“I can’t really call myself a writer, I haven’t yet been published.”
“I know I’ve written seventeen books, I just hope nobody ever finds out I never finished college.”
“My book has been on the bestseller list for three months running but I have no idea what I did to get there or how to replicate it. I’m such a fraud.”
“Sure I’ve been studying the writing craft for years and working on this manuscript for almost as long but what in the world makes me think I can submit a proposal. That’s for real writers.”
Do any of those sound familiar to you? I’m always surprised at the self doubt excellent writers suffer. I recently stumbled over the term Imposter Syndrome. There are a number of interesting articles about it, like this one from TheMuse.com or Ted Talks, like this one. But here’s the simple definition:
im·pos·tor syn·dromenoun: imposter syndromethe persistent inability to believe that one’s success is deserved or has been legitimately achieved as a result of one’s own efforts or skills.
Back in the days of my first career as a dollmaker, I employed the same two sister seamstresses for all my pattern drafting and sewing. For more than thirty years they created tens of thousands of complicated historical costumes in miniature using the finest materials— swiss batiste, woolens, homespun, silk, leathers— using intricate techniques. Betty and Mary never took a sewing class. They were self-taught and often invented new techniques that were far better than the standard techniques. I could do nothing but laugh every time one of them said, “I hope nobody ever finds out we don’t know how to sew.”

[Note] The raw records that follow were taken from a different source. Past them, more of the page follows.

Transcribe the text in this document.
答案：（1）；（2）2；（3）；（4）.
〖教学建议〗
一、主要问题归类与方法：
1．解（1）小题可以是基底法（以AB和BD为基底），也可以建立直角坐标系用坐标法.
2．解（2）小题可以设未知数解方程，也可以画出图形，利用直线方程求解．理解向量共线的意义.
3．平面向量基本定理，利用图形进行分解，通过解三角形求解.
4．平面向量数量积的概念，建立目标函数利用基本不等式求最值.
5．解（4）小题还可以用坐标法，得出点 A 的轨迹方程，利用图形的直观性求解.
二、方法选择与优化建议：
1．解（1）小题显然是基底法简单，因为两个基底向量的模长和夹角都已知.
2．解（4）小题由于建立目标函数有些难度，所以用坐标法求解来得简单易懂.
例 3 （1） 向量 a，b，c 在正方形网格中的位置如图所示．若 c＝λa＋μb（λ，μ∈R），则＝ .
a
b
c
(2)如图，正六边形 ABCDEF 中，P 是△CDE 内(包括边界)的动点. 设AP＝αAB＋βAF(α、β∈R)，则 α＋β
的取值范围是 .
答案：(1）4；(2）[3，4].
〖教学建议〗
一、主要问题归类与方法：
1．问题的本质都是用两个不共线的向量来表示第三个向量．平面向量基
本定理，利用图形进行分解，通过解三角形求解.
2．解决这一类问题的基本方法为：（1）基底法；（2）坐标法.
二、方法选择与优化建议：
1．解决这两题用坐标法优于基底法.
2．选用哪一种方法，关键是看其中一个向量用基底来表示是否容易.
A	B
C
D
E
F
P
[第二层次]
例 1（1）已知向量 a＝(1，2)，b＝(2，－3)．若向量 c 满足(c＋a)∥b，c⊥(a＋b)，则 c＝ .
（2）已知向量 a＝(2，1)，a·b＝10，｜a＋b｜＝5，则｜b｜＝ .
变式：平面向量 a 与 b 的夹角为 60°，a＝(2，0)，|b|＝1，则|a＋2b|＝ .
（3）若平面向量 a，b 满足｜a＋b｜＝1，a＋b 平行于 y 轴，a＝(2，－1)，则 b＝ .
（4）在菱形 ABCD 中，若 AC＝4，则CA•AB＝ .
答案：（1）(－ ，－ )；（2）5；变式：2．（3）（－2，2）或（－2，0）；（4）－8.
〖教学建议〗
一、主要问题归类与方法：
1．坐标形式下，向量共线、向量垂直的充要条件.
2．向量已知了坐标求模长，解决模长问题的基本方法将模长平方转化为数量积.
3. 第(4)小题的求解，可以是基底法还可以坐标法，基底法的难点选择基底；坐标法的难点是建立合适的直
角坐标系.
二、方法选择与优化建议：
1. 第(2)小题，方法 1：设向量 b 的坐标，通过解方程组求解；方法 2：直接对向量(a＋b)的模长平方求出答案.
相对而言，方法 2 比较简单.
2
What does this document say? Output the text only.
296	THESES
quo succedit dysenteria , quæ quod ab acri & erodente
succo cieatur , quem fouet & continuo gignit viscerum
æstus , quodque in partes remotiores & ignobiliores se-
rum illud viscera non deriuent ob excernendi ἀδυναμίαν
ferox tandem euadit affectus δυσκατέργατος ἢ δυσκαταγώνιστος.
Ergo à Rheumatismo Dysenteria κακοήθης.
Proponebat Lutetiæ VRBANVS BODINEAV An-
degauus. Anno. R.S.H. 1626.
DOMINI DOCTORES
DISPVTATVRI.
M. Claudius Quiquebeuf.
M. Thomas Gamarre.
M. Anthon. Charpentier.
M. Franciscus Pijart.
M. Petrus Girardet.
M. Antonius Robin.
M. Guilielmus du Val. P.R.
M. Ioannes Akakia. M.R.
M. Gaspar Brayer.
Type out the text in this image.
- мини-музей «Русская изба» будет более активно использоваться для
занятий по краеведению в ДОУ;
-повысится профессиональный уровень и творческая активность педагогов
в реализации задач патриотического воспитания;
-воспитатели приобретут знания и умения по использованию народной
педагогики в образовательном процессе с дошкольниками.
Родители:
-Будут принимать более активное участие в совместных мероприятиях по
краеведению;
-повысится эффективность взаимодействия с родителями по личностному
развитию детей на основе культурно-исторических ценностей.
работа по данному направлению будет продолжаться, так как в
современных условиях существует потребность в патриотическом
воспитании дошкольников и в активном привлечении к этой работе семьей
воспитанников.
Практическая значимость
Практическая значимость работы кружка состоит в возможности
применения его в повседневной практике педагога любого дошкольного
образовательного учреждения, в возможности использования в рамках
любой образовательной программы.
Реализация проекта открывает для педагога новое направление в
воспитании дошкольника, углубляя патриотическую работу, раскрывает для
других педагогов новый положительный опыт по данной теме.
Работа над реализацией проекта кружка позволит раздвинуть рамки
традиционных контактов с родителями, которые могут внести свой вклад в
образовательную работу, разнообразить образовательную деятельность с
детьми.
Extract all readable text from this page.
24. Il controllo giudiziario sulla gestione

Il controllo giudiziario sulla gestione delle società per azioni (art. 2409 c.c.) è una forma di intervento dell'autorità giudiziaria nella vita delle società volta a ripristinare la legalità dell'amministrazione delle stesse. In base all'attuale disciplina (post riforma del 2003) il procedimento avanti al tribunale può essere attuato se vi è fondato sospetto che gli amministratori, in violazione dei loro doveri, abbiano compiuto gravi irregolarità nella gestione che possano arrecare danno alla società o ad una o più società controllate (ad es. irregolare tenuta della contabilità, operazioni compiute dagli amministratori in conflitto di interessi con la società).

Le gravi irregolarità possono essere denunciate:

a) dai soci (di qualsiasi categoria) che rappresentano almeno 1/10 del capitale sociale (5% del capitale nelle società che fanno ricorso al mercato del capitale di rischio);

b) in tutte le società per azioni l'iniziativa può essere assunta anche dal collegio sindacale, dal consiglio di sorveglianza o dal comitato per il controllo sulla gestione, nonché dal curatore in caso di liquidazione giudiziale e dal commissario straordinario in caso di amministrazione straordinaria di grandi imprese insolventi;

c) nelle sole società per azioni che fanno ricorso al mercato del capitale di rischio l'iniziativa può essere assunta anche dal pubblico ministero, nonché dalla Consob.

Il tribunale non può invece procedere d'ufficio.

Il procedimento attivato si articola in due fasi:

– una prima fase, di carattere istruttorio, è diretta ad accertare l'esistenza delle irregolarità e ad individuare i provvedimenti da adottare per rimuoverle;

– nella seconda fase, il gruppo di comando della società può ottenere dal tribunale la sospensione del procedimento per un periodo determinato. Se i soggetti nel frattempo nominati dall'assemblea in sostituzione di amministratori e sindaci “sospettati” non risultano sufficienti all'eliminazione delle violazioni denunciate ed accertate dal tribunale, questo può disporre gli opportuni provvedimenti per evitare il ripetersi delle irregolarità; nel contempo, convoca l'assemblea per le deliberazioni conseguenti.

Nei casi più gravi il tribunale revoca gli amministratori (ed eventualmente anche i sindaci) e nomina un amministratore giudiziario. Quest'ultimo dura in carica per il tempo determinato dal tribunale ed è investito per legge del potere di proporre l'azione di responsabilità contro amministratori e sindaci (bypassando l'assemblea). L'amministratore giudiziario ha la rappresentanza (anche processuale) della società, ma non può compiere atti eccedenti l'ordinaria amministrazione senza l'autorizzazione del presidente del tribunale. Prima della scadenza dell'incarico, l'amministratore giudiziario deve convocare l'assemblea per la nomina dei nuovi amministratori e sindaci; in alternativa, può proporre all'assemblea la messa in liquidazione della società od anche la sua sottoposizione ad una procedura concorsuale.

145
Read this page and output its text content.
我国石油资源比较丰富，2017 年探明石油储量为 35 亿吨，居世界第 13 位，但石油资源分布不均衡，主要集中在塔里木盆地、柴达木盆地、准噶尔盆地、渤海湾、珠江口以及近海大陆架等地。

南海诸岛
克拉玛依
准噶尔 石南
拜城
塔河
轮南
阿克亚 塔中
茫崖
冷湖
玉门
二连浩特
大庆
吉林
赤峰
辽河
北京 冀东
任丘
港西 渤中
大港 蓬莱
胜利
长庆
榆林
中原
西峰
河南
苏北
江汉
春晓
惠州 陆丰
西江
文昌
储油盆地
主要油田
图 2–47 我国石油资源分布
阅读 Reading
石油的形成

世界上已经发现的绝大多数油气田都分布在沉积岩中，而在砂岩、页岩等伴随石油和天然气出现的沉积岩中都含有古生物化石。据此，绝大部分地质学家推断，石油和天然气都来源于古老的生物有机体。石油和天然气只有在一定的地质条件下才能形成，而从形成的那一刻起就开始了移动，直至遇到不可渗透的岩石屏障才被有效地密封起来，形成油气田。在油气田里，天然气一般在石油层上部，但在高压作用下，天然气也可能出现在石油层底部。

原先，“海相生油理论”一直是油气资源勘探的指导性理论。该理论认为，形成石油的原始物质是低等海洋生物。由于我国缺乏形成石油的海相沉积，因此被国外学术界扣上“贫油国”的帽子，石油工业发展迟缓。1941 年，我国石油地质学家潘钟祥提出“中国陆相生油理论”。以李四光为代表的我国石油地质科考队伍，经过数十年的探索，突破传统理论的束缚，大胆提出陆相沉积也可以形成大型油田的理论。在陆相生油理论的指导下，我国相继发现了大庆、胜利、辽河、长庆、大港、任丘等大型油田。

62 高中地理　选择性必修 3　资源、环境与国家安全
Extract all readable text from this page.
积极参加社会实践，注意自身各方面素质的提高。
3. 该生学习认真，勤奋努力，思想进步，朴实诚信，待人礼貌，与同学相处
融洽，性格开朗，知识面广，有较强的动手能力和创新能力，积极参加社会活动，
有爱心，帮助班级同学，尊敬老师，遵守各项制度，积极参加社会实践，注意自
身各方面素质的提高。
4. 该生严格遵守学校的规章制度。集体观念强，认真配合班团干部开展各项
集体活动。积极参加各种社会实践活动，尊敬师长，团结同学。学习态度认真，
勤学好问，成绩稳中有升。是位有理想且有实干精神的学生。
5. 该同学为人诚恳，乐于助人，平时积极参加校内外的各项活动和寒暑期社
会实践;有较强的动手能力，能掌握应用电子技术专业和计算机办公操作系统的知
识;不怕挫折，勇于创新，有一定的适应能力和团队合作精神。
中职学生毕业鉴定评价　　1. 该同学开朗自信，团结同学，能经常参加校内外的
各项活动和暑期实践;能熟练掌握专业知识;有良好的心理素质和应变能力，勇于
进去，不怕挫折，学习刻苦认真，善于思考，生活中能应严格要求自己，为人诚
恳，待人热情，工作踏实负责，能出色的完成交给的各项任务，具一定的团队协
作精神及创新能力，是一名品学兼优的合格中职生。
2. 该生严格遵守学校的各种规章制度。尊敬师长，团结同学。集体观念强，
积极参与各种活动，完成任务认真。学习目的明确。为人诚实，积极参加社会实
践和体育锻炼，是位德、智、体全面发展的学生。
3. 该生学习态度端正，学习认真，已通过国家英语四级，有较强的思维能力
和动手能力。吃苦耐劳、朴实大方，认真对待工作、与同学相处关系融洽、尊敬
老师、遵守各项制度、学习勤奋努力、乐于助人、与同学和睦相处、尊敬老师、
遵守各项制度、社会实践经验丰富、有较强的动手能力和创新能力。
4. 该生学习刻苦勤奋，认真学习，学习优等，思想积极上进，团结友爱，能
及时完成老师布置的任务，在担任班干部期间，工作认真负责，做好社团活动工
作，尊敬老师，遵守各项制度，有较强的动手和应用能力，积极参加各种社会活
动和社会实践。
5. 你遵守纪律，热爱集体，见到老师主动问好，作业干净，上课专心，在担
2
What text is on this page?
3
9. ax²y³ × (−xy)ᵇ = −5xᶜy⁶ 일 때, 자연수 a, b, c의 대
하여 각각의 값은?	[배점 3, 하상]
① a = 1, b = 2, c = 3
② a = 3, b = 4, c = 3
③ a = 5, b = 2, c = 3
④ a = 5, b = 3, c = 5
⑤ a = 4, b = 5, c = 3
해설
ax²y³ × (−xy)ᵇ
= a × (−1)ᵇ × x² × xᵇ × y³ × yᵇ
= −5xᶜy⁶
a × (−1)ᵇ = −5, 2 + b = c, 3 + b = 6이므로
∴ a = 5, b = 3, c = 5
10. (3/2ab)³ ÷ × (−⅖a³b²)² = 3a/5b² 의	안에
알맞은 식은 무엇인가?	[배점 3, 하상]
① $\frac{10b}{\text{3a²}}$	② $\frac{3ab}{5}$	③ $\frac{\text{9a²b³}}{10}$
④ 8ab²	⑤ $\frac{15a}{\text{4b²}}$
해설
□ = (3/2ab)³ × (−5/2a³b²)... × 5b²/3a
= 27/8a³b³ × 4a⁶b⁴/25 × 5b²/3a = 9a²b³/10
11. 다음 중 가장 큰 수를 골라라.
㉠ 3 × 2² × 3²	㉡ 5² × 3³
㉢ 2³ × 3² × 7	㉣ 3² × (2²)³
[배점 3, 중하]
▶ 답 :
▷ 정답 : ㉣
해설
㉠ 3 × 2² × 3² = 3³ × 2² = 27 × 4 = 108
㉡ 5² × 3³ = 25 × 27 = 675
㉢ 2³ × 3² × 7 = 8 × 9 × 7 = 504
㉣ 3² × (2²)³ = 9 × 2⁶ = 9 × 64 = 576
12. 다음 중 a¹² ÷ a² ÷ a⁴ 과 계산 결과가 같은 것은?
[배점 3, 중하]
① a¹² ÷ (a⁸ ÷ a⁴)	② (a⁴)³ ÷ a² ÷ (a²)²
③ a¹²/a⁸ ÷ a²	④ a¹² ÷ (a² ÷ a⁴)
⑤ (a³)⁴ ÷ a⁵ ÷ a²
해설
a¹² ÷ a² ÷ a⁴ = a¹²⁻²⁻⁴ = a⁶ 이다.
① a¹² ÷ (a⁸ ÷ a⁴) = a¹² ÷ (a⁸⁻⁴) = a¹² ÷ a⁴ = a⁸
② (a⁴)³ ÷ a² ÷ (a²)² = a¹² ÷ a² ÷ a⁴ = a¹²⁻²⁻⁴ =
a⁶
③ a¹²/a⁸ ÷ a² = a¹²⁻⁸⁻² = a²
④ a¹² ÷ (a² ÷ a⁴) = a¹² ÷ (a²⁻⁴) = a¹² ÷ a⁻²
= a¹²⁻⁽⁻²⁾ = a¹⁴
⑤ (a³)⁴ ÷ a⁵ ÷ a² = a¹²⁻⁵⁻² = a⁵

Do you think someone like author Harper Lee could have suffered from imposter syndrome? She wrote her beloved novel, To Kill a Mockingbird, and never penned another book. (Ignoring the posthumous debacle of a found manuscript.) What about those recording artists known as one-hit wonders?
How about you? Do you ever suffer from imposter syndrome? I certainly have over the years, as an artist, then as a writer and yes, even as an agent. But I thought it would be interesting to hear from you. Have you ever said to yourself, “I have no idea what I’m doing. I’m just faking it until I make it?”